Да, здесь есть ещё несколько мам.
В боксах, где с детьми мамы, целыми днями работают телевизоры (сюда, оказывается, можно притащить телевизор, но нам-то он зачем? Мы его и дома не смотрим). А ещё мамы любят курить в девчачьем туалете.
Но картинки на стенах – только у нас. Цветы на столе – только у нас. Воздушные шарики – только у нас. Такие простые и доступные вещи, но почему-то никто не додумался – и… злятся.

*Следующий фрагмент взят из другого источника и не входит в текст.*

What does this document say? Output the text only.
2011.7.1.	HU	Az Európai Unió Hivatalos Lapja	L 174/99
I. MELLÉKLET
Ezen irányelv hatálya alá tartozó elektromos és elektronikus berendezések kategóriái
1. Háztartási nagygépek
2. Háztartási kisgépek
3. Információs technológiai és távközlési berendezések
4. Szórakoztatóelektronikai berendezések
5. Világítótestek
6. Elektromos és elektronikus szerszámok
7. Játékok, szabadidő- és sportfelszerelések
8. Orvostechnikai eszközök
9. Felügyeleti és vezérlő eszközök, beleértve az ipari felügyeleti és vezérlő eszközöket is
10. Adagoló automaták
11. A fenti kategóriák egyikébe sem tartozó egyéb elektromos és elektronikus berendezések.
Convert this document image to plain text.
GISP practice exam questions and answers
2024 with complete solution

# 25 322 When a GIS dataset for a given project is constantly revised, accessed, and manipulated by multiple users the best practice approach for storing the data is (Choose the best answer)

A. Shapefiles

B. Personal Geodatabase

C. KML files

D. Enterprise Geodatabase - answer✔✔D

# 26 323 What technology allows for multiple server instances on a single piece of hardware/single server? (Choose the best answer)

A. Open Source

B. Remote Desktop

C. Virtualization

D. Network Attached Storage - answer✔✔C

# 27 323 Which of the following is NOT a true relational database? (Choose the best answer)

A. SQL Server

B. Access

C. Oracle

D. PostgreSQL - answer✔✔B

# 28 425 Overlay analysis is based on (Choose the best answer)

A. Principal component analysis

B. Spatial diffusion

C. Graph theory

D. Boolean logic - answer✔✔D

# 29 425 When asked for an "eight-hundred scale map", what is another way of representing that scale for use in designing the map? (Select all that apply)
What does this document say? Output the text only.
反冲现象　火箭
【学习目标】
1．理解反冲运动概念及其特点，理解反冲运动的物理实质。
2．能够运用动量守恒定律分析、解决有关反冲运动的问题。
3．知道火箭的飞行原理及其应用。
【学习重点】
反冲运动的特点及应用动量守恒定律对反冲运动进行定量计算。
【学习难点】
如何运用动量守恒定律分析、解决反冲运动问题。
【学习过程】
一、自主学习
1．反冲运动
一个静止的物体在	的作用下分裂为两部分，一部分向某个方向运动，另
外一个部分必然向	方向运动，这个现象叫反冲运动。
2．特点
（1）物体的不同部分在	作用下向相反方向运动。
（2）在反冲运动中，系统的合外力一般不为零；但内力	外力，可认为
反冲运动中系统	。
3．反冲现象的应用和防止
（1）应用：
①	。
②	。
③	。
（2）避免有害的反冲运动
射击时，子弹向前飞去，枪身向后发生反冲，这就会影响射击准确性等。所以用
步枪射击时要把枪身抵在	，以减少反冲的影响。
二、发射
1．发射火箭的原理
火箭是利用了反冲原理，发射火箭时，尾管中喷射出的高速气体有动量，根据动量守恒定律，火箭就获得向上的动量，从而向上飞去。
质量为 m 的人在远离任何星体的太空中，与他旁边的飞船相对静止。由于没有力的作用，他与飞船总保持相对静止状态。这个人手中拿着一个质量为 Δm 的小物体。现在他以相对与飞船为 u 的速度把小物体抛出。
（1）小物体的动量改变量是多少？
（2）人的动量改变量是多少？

Нет, мы не хотим вызывать чью-то злость и зависть. Мы просто хотим жить нашей жизнью. Хотим жить – а не маяться.
И живём! И радуемся!
Магнитофон. Музыка. Шарики – чтобы двигаться. Танцуем, играем в волейбол. Пускаем бумажных голубей… Потолок высокий – голубки летают здорово!
Ещё играем в перетяжку каната. В “Замри”, в “пятнашки”… Роюсь в памяти, вспоминаю детские игры…
Пускаем мыльные пузыри… Тоже очень здорово летают!
А ещё папа принёс много-много наклеек. Таких весёлых! Ксюня в восторге.
А потом папа принёс большой надувной мяч, и Ксюня стала на нём качаться. Как дома. Даже в футбол с ней играли! Мяч очень скрасил наше больничное существование. Большой, ярко-оранжевый, как солнышко в палате.
Правда, он здорово продырявился. Но мы его латаем пластырем – и опять играем и радуемся…
Две коробки кнопок извели. Вот как мы здесь всё обкнопили! Страшных стен уже не видно.
А Винни-Пух и в самом деле заболел. Я дозвонилась ему по неработающему (в коридоре) автомату, который вдруг заработал! Винни-Пуху тоже грозит больница, и он очень грустит.
Рассказала ему про наше житьё-бытьё. Он спросил: “Вы записываете что-нибудь?”
Я даже обиделась на него. Мои дети так тяжело больны, до литературного ли мне творчества? Даже странно, что он мог так подумать, будто я могу здесь что-то писать.